Like with EDI, the application of data analytics and AI is possible across industries. This means that you can find similar patterns in many sectors. Among the very advanced examples of data analytics and AI are in finance or fast moving consumer goods with the goals of detecting fraud, money laundering or consumer preferences. Across all these application areas, my observations were always similar and confirm the desperate need for standardization and increased data quality. Even large companies that do much data analytics and have large volumes of data, need to organize properly for data analytics and innovation. Organizations that were successful in applying data analytics for mortgage calculation or credit card fraud, have adopted these techniques already many years ago. They often started in the 1990s and grew in maturity over the years.

In summary, how should organizations organize for AI?

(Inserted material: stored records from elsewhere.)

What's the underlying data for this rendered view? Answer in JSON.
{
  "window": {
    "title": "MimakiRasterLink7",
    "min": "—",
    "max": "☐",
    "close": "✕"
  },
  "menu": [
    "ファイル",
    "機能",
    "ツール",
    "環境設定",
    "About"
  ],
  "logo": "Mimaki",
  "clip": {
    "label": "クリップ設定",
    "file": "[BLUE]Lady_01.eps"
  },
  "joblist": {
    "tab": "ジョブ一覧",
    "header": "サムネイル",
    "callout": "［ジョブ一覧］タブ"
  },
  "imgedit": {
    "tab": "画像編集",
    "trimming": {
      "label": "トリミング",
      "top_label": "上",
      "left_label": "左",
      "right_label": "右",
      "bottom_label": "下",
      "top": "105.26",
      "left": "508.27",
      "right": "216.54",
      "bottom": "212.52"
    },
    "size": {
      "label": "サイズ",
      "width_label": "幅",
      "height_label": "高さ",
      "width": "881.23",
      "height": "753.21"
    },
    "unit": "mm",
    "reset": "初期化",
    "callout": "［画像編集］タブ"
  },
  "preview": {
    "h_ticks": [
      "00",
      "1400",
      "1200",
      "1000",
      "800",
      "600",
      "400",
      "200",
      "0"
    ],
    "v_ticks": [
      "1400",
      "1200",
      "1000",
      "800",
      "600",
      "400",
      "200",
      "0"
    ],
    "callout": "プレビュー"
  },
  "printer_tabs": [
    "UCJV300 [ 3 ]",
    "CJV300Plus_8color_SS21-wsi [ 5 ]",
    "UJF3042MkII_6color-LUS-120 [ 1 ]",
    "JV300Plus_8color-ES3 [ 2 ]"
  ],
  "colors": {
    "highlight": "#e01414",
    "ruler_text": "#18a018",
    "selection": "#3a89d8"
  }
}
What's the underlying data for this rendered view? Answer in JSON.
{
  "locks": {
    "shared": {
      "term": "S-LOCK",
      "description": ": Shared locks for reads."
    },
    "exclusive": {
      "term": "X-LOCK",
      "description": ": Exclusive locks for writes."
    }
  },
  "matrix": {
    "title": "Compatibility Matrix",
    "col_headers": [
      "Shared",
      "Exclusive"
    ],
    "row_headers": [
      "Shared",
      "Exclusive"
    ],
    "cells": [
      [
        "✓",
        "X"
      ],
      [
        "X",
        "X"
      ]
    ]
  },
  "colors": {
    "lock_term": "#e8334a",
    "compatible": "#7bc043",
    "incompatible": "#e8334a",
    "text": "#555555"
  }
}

As mentioned, data preparation and data cleansing are among the most critical and also the most difficult tasks, which need to be done before any data analytics can start. Organizations should ensure that domain knowledge is available early on in this process. From our experience on EDI clearing center platforms as well as from ERP and e-commerce systems, we know about the critical role of data standardization and semantic interoperability. These systems may be considered as data platforms, which provide flexible and fast access to data. Current data platform innovations like the European GAIA-X or IDS, that are interorganizational and cross-industry in nature, are more challenging since the business purpose is less obvious than with ERP or e-commerce systems. Mechanisms to define meta data and to apply these structures during data preparation will be an important development to watch.

Dear Yao-Hua, thank you for the interview.